While the practice of crypto mining is spreading fast across the US, people usually don’t think of Georgia as a prime place for it: When it comes to business, the state still often brings up associations of Coca-Cola (KO) – Get Coca-Cola Company Report, Atlanta reality television and miles of fruit and vegetable farms.
But as Bloomberg recently reported, that is quickly starting to change.
Companies like bitcoin miner and energy producer CleanSpark Inc. recently received approval to get green power for 15,000 mining machines on a plot of land it bought in the College Park suburb of Atlanta.
What Is Crypto Mining?
Using computer code to confirm cryptocurrency value and record transactions, crypto mining does not actually mine resources from dirt or rock, like traditional mining operations.

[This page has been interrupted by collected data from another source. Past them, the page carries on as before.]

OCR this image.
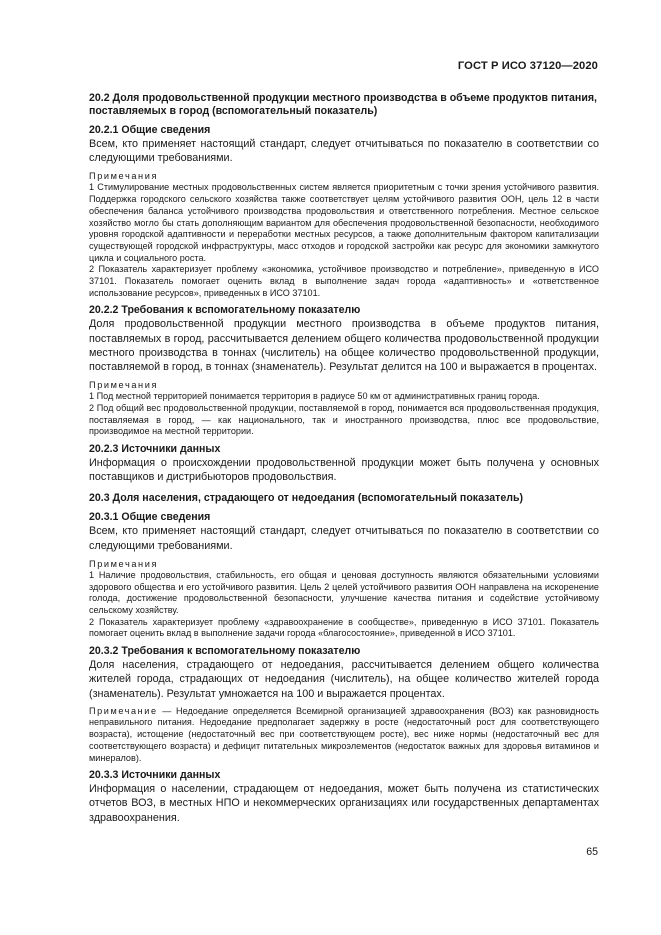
ГОСТ Р ИСО 37120—2020

20.2 Доля продовольственной продукции местного производства в объеме продуктов питания, поставляемых в город (вспомогательный показатель)

20.2.1 Общие сведения

Всем, кто применяет настоящий стандарт, следует отчитываться по показателю в соответствии со следующими требованиями.

Примечания

1 Стимулирование местных продовольственных систем является приоритетным с точки зрения устойчивого развития. Поддержка городского сельского хозяйства также соответствует целям устойчивого развития ООН, цель 12 в части обеспечения баланса устойчивого производства продовольствия и ответственного потребления. Местное сельское хозяйство могло бы стать дополняющим вариантом для обеспечения продовольственной безопасности, необходимого уровня городской адаптивности и переработки местных ресурсов, а также дополнительным фактором капитализации существующей городской инфраструктуры, масс отходов и городской застройки как ресурс для экономики замкнутого цикла и социального роста.

2 Показатель характеризует проблему «экономика, устойчивое производство и потребление», приведенную в ИСО 37101. Показатель помогает оценить вклад в выполнение задач города «адаптивность» и «ответственное использование ресурсов», приведенных в ИСО 37101.

20.2.2 Требования к вспомогательному показателю

Доля продовольственной продукции местного производства в объеме продуктов питания, поставляемых в город, рассчитывается делением общего количества продовольственной продукции местного производства в тоннах (числитель) на общее количество продовольственной продукции, поставляемой в город, в тоннах (знаменатель). Результат делится на 100 и выражается в процентах.

Примечания

1 Под местной территорией понимается территория в радиусе 50 км от административных границ города.

2 Под общий вес продовольственной продукции, поставляемой в город, понимается вся продовольственная продукция, поставляемая в город, — как национального, так и иностранного производства, плюс все продовольствие, производимое на местной территории.

20.2.3 Источники данных

Информация о происхождении продовольственной продукции может быть получена у основных поставщиков и дистрибьюторов продовольствия.

20.3 Доля населения, страдающего от недоедания (вспомогательный показатель)

20.3.1 Общие сведения

Всем, кто применяет настоящий стандарт, следует отчитываться по показателю в соответствии со следующими требованиями.

Примечания

1 Наличие продовольствия, стабильность, его общая и ценовая доступность являются обязательными условиями здорового общества и его устойчивого развития. Цель 2 целей устойчивого развития ООН направлена на искоренение голода, достижение продовольственной безопасности, улучшение качества питания и содействие устойчивому сельскому хозяйству.

2 Показатель характеризует проблему «здравоохранение в сообществе», приведенную в ИСО 37101. Показатель помогает оценить вклад в выполнение задачи города «благосостояние», приведенной в ИСО 37101.

20.3.2 Требования к вспомогательному показателю

Доля населения, страдающего от недоедания, рассчитывается делением общего количества жителей города, страдающих от недоедания (числитель), на общее количество жителей города (знаменатель). Результат умножается на 100 и выражается процентах.

Примечание — Недоедание определяется Всемирной организацией здравоохранения (ВОЗ) как разновидность неправильного питания. Недоедание предполагает задержку в росте (недостаточный рост для соответствующего возраста), истощение (недостаточный вес при соответствующем росте), вес ниже нормы (недостаточный вес для соответствующего возраста) и дефицит питательных микроэлементов (недостаток важных для здоровья витаминов и минералов).

20.3.3 Источники данных

Информация о населении, страдающем от недоедания, может быть получена из статистических отчетов ВОЗ, в местных НПО и некоммерческих организациях или государственных департаментах здравоохранения.

65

But is still a highly energy-heavy process requiring heavy hardware and constant energy use to keep the blockchain going.
The state of Georgia had, according to Bloomberg, previously tried to prevent CleanSpark’s attempt to switch from an older energy provider. But it now allows part of the machines to use a less expensive and more energy-efficient power.
“At the end of the day, Georgia wants this business here,” Matt Schultz, CleanSpark’s executive chairman, said in an interview. “They’ve done everything in their power to grow bitcoin in the state.”
As early as last year, China was the world’s biggest crypto mining destination — at one point, 76% of mining practices were taking place in the country. But due to the practice’s heavy toll on the environment, Beijing started phasing out the practice before banning it outright by the end of the year.
Where Miners Are (And Aren’t) Going
A lot of mining operations then shifted to the U.S. and have found a welcoming home in Georgia.
Cryptocurrency company Foundry reported that 34% of its mining was coming out of the state by Jan. 31. Foundry is far from the only mining company in the country, but it is the biggest.
The state’s cheap energy prices are the main reason many mining operations are choosing to set up shop.
The business those companies are bringing in is also pushing regulators to ignore the momentum created by the state’s recent shift toward more left leaning environmental policies, which has stopped bitcoin mining in other states.
Kentucky, which is the next biggest destination for Foundry at 12%, recently approved tax breaks to companies that invest over $1 million in equipment. New York, meanwhile, is currently seeing growing opposition from lawmakers who are pushing to suspend mining amid more stringent environmental reviews.
“Listen, we’re not moving into vicinities that don’t want us, hard stop,” Core Scientific founder Darin Feinstein told Bloomberg. “We’re not going to New York, we’re not going to areas that don’t want this industry within their borders.”